Павел Степанович, ворчливо повторив: 'С суши мы голенькие-с', тоже замолкает и опять механически щелкает ржавым курком.
Тогда с террасы доносятся женские беззаботные голоса и звон посуды. А в открытое окно врывается ветер и подымает начесанные на виски волосы Нахимова. Он вдруг кладет пистолет на угол стола и берет фуражку.
– Пойдемте чай пить, Павел Степанович, Елизавета Васильевна отругает меня, если вас отпущу, – спохватывается Корнилов.
– Нет-с, я на корабль, – глухо, странно упавшим голосом говорит адмирал. – К своему делу-с.

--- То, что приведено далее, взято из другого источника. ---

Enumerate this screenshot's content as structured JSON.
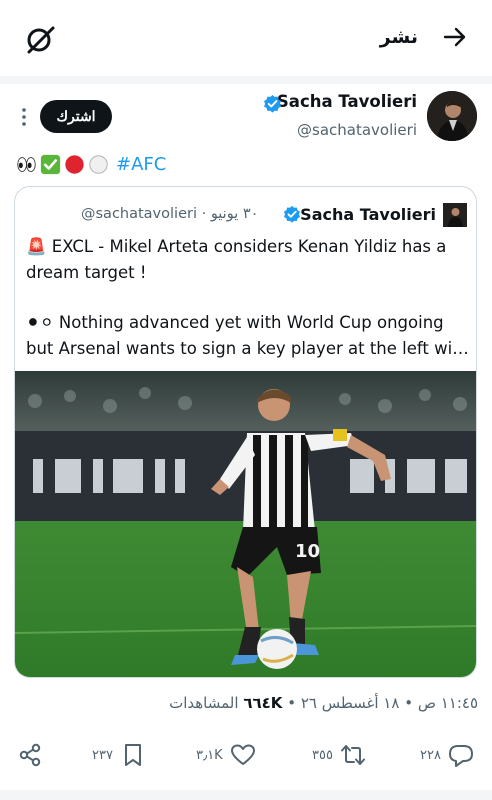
{
  "header": {
    "title": "نشر",
    "back_icon": "arrow-right-icon",
    "grok_icon": "grok-icon"
  },
  "post": {
    "author_name": "Sacha Tavolieri",
    "handle": "@sachatavolieri",
    "subscribe_label": "اشترك",
    "emoji_sequence": [
      "eyes-emoji",
      "check-mark-emoji",
      "red-circle-emoji",
      "white-circle-emoji"
    ],
    "hashtag": "#AFC",
    "accent_color": "#1d9bf0"
  },
  "quote": {
    "author_name": "Sacha Tavolieri",
    "handle": "@sachatavolieri",
    "date": "٣٠ يونيو",
    "line1": "🚨 EXCL - Mikel Arteta considers Kenan Yildiz has a",
    "line2": "dream target !",
    "line3": "⚫⚪ Nothing advanced yet with World Cup ongoing",
    "line4": "but Arsenal wants to sign a key player at the left wi…"
  },
  "meta": {
    "time": "١١:٤٥ ص",
    "date": "١٨ أغسطس ٢٦",
    "views_count": "٦٦٤K",
    "views_label": "المشاهدات"
  },
  "actions": {
    "reply_count": "٢٢٨",
    "repost_count": "٣٥٥",
    "like_count": "٣٫١K",
    "bookmark_count": "٢٣٧"
  }
}
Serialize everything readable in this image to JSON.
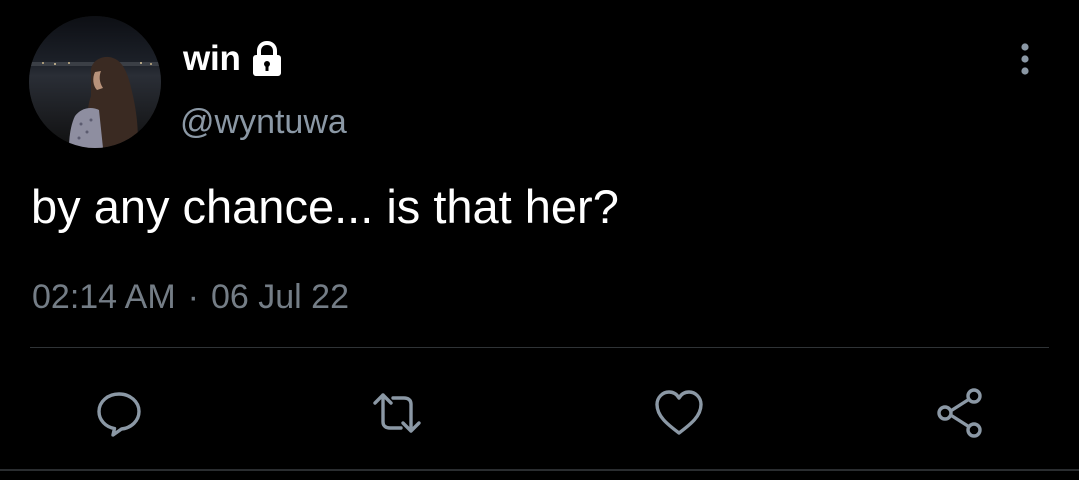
{
  "tweet": {
    "display_name": "win",
    "handle": "@wyntuwa",
    "text": "by any chance... is that her?",
    "time": "02:14 AM",
    "separator": "·",
    "date": "06 Jul 22"
  },
  "icons": {
    "lock": "lock-icon",
    "more": "more-vertical-icon",
    "reply": "reply-icon",
    "retweet": "retweet-icon",
    "like": "heart-icon",
    "share": "share-icon"
  },
  "colors": {
    "background": "#000000",
    "primary_text": "#ffffff",
    "secondary_text": "#8b98a5",
    "icon": "#8b98a5",
    "divider": "#2f3336"
  }
}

Потянувшись, Корнилов встает проводить гостя:
– Завтра учение на эскадре?
– Завтра-с белье стираем и сушим.
Озадаченно смотрит Корнилов вслед сутулому, адмиралу. А он спускается по крутому переулку к пристани, и ему представляется, что все это – и французские щебечущие фразы, и пряный аромат душной ночи, и сонно мигающие огни – когда-то возникало в далеком прошлом, в чем-то очень похожем на сегодняшний вечер. Бесполезно бередил он душу товарища. Вице-адмиралы Нахимов и Корнилов нимало не могут изменить негодные порядки. Даже Михаил Петрович Лазарев в такой обстановке был бы бессилен. Вовремя умер адмирал. Не пришлось ему дожить до позора России.
В те дни еще одну тяжесть нес втайне от Владимира Алексеевича замкнутый и чудаковатый (по мнению дам, объявляющих приговоры 'общества') синопский победитель. Возможно, из горечи, вызванной этой новой бедою, Павел Степанович стал без особой надобности предпочитать жизни в городе пребывание на своем флагманском корабле. Тот же Севастополь, да доступ посторонним ограничен, и вокруг лица моряков, чуждых гадкой клевете и сплетням.
Это неправда, что военная гроза понуждает каждого человека становиться серьезнее, больше понимать ответственность своих слов и поступков, что всенародная беда облагораживает любого члена общества. Это верно лишь в отношении тех, кто и без войны строг к себе, ненавидит безответственность и лишен чувства подленькой зависти. Гадкие же людишки умеют и в грозовых обстоятельствах благополучно блиндироваться от всяких неожиданностей; они продолжают иметь достаточный досуг для низких толков и перетолков; им непременно нужно белое представить черным, свести отношения, которые выше их морали маленьких эгоистов, к обывательским мерзким нормам.